Can agents learn new skills without forgetting old ones?

VOYAGER demonstrates that storing executable skills in an embedding-indexed library and composing complex skills from simpler ones allows agents to learn continuously while avoiding the forgetting that occurs with weight-update-based methods. Environmental feedback refines skills while an automatic curriculum drives continual exploration.

Can agents learn reusable sub-task routines from past experience?

Agent Workflow Memory induces sub-task routines at finer granularity than full tasks, abstracts example-specific values, and compounds them hierarchically. This produces 24.6% relative gain on Mind2Web and 51.1% on WebArena, with larger gains as train-test gaps widen.

Does agent memory work better at one level of abstraction?

Workflow-level memory wins in routine-rich domains, causal-rule memory in environment-rich domains, and state-action memory in spatially-rich web tasks. The optimal abstraction depends on whether task variance comes from arguments, causal structure, or fine-grained UI state.

Can governance rules embedded in runtime memory actually protect autonomous agents?

A persistent agent recorded 889 governance events across 96 active days, with safeguards encoded directly into the memory layer the agent consulted during operation. Runtime-resident governance proved more effective than external policies because the agent actually accessed it during decision-making.

Can code become the operational substrate for agent reasoning?

Research shows code uniquely enables agents to externalize reasoning, execute policies, model environments, and verify progress through its simultaneous executability, inspectability, and statefulness across task steps.

Can models treat long prompts as external code environments?

Recursive Language Models store long prompts in a Python REPL and query them via code execution, avoiding attention degradation. RLMs outperform base models even on shorter prompts while handling inputs two orders of magnitude beyond context windows.

Can agents compress their own memory without losing critical details?

DeepAgent's autonomous memory folding consolidates interaction history into episodic, working, and tool memory schemas. This reduces token overhead while letting agents pause to reconsider strategies—the autonomy and structure together avoid degradation that plagues poorly designed consolidation.

Can a single transformer become universally programmable through prompts?

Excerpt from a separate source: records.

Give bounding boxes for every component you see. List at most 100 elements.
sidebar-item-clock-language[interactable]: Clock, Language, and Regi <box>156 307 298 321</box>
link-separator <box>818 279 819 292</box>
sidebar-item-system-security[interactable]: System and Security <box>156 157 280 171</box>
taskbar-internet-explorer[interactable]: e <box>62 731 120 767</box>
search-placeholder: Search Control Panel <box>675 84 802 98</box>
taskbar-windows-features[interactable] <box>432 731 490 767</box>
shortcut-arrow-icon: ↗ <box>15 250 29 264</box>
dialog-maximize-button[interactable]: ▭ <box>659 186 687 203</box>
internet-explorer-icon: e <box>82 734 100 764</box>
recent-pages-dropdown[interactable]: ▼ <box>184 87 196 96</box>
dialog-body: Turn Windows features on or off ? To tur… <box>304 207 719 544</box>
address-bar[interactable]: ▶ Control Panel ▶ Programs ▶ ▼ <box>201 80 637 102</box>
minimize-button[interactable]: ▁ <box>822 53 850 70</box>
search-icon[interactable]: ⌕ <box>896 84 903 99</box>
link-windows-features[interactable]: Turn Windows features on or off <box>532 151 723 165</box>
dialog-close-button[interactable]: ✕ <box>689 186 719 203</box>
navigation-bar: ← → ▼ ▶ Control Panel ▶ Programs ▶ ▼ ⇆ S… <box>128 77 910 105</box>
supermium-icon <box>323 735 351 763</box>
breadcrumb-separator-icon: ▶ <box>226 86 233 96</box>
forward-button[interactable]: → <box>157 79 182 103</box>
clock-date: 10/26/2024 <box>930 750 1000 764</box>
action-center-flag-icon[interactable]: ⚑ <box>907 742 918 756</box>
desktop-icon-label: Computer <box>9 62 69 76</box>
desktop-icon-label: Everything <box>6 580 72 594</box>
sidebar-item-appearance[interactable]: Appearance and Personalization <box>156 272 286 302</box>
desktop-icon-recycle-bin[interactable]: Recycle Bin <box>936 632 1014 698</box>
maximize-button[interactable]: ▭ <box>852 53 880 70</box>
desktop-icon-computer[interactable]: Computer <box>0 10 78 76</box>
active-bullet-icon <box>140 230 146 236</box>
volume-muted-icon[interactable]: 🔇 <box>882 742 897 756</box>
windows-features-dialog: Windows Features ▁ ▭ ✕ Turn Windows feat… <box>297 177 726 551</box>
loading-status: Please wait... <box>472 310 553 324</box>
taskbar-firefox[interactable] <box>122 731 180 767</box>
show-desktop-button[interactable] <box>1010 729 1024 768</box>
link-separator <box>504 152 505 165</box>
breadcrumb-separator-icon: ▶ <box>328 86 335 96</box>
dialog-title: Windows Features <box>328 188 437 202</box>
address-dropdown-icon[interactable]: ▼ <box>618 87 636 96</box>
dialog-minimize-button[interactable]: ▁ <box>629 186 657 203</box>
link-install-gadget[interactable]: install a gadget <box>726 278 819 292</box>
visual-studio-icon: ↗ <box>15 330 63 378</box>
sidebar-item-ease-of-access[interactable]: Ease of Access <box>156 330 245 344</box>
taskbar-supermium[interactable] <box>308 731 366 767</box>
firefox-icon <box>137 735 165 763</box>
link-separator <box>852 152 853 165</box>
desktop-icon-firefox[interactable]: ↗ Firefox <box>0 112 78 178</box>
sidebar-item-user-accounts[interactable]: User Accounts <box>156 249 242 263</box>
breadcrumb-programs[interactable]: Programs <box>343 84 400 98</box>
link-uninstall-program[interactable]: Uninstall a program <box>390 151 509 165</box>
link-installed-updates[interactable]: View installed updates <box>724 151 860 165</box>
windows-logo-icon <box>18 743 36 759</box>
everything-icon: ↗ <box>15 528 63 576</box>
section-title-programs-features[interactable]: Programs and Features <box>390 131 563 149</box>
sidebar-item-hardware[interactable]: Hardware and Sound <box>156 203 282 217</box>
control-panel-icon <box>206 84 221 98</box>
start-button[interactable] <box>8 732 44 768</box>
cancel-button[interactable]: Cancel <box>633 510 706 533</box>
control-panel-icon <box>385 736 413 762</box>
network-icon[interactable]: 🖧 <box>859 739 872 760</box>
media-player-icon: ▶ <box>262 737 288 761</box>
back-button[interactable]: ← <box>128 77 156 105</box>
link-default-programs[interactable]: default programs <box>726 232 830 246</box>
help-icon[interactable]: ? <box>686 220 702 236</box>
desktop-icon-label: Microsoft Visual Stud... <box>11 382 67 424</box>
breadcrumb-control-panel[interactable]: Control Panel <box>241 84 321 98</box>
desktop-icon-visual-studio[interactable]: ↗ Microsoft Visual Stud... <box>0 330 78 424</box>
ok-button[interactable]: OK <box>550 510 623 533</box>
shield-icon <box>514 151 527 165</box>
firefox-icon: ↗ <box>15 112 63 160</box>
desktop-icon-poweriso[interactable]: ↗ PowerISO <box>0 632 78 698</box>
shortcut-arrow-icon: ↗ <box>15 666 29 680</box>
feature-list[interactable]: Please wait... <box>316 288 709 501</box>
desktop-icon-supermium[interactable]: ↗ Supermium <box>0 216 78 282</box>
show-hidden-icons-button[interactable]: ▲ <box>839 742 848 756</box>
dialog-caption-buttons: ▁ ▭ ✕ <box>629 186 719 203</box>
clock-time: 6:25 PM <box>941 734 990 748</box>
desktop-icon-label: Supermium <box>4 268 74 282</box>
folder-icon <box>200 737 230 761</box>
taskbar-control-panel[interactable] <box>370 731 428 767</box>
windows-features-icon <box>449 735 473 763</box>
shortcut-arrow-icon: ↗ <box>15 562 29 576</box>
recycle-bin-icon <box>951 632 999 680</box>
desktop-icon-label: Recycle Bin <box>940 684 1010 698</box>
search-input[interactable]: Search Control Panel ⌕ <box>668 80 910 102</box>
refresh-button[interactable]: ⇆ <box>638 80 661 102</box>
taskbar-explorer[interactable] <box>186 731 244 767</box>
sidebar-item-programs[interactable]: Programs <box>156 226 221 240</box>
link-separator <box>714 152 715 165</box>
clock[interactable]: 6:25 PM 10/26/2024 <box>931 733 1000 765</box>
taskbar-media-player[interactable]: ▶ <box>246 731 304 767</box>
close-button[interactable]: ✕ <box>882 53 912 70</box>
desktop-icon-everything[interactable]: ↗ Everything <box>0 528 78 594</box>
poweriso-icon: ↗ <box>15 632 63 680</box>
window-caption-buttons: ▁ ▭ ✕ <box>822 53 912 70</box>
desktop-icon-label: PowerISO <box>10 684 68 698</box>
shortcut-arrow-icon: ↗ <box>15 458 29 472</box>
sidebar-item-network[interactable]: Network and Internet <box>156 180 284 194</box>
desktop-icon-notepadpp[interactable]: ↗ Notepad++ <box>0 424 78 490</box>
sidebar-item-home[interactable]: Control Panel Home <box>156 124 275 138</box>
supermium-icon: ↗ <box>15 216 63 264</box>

Research proves a single finite-size transformer exists that can compute any computable function given the right prompt, achieving complexity bounds nearly matching unbounded models. However, standard training rarely produces models that learn to implement arbitrary programs this way.

Can we automatically optimize both prompts and agent coordination?

Language agents represented as computational graphs—where nodes are operations and edges define information flow—reveal that CoT, ToT, and Reflexion are formally equivalent structures. This unified view enables automatic optimization of both node prompts and edge connectivity without manual redesign.